Every homeowner must understand the economics of home ownership. If you own a home, it’s important to be aware of the cost of basic repairs. Well over a third of American homeowners have absolutely no idea how much a contractor might charge for their services. Indeed, most homeowners don’t even know how to hire a contractor.
The price of home ownership is that sooner or later, something will break down and need repair. Then, just as soon as you fix one problem, another one will soon present itself. I have a neighbor who constantly complains to me about breakdowns in his home. He is then prone to hiring uncertified, non-vetted contractors who make his original problems worse.
It can cost around $7,000 to install a new roof, although this is a conservative estimate for such prices. My neighbor hired a guy who was knocking on doors, looking for work, who said he was a roofer. Without developing a formal contract, getting references, or itemizing labor costs, my neighbor hired the random guy who knocked on his door.
It goes without saying what happened next. The contractor didn’t know what he was doing, got in over his head, and didn’t finish the work. Then the contractor asked for even more money to finish the work. My neighbor ended having to sue the contractor. If my neighbor had hired a certified, licensed, and referenced contractor, he would have saved a lot of money.
My neighbor spent a lot of money on lawyer fees and repairs fees. He then had to hire new contractors to clean up the mess that the original door-to-door contractor made. Home renovation and repair work is usually not cheap. However, it is always much cheaper to do it right the first time than to pay a professional to do it right later.
Contractor or Repairperson?
The best way to mitigate most home repair estimates is to recognize the differences between small-scale and severe problems. There are times when you need to hire a general contractor. Additionally, there are times when you just need to hire a repair person.
Like when you need someone to replace drywall, a sink, toilet, or a fence. Or, paint the house, clean out the gutters, and other seasonal home-related odd jobs. Such simpler home repair projects don’t require certification, licensing, or specialized skills. Although you should vet repair people, or get references, you probably know more than enough such people.
If you need to have major repair or remodeling work done on your home, work that can take weeks or months, then you need a professional. Like remodeling a kitchen, bathroom, or bedroom, electrical wiring work, replacing a roof, new plumbing systems, and so on. Then you need the help of a general contractor. General contractors are kind of like work managers who will hire experts to conduct all necessary work.
General contractors should be licensed, certified, have a business and references. They take care of all necessary permits and building ordinance paperwork with local authorities. Such contractors draw up contracts and usually require a deposit, or some percentage of full pay, upfront to start work.

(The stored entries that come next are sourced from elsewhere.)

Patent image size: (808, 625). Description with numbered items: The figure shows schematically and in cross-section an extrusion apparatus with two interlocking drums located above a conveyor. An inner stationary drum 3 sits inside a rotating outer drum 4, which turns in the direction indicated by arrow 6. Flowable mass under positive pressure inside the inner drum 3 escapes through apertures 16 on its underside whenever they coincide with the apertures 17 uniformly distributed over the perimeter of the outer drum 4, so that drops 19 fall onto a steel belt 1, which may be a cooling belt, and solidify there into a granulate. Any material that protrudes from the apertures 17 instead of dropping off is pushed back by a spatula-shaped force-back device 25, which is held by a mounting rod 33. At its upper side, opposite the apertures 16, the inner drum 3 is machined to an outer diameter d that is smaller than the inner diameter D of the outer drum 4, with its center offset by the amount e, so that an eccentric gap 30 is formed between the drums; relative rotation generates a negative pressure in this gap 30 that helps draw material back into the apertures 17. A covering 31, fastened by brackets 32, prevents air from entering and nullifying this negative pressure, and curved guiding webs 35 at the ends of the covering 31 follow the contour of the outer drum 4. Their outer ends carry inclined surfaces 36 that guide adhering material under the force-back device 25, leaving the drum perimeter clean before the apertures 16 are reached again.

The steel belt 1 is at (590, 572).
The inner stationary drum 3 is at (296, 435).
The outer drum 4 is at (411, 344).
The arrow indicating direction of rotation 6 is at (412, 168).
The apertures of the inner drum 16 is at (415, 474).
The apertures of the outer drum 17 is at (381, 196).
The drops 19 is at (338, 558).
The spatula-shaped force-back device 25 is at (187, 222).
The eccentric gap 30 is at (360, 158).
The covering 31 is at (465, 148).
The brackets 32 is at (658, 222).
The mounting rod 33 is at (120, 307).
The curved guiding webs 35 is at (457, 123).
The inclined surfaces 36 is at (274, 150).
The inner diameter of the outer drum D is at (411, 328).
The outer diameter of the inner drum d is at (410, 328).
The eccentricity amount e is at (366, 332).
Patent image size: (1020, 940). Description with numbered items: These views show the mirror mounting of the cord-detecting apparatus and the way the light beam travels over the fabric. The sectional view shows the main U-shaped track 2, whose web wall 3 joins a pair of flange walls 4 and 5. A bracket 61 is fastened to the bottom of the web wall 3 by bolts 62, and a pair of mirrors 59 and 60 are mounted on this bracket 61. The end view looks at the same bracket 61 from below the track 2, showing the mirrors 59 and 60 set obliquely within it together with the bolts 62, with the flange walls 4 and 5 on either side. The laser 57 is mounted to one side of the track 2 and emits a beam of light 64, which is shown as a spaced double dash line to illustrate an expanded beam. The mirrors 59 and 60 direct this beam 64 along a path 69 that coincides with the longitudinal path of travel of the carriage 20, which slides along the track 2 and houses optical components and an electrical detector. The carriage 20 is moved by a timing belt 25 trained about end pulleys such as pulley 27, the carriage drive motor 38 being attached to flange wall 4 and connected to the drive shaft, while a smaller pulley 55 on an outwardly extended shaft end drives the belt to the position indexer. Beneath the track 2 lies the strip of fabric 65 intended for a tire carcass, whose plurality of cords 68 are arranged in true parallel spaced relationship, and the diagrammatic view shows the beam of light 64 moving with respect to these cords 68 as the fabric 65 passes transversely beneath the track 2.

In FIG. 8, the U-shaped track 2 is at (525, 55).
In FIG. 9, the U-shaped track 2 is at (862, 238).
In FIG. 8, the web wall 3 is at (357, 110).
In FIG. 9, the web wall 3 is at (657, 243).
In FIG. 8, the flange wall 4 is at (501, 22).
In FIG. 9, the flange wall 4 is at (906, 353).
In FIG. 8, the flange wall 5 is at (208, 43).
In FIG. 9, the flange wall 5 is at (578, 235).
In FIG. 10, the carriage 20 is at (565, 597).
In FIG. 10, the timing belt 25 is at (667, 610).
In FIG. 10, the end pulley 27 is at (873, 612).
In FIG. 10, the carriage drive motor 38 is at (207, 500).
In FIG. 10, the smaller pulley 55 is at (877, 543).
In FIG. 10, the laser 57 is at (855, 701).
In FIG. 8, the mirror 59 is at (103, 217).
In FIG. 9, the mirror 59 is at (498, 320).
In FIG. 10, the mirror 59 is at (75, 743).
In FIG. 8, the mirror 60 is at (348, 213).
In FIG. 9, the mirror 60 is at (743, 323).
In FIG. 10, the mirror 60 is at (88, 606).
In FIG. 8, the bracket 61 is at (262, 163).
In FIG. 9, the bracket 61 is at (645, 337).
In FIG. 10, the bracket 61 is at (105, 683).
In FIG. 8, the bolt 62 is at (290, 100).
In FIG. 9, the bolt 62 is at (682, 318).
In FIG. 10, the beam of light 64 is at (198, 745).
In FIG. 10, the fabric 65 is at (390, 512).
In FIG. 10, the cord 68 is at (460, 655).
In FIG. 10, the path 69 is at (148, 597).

You can then negotiate additional payments with the contractor, according to work milestones.
Ask neighbors and friends if they know good contractors. Research online, but make sure you can vet their work via references or testimonials. Or, you can ask for such information. Also, don’t just hire the first contractor you come across. Get three or four itemized bids and make the best choice suited to your needs. You can also refer to HomeAdvisor or Angie’s List, which are websites that can provide contractors in your area.
Don’t be afraid to ask questions. Beware of contractors who knock on doors looking for work. Good, experienced contractors never want for work. Beware of any contractor who wants you to take care of the permits or who demands full payment up front. Hiring a contractor is a process that demands research, evaluation, and good judgment. Your home is a big investment, so never settle for less than a professional.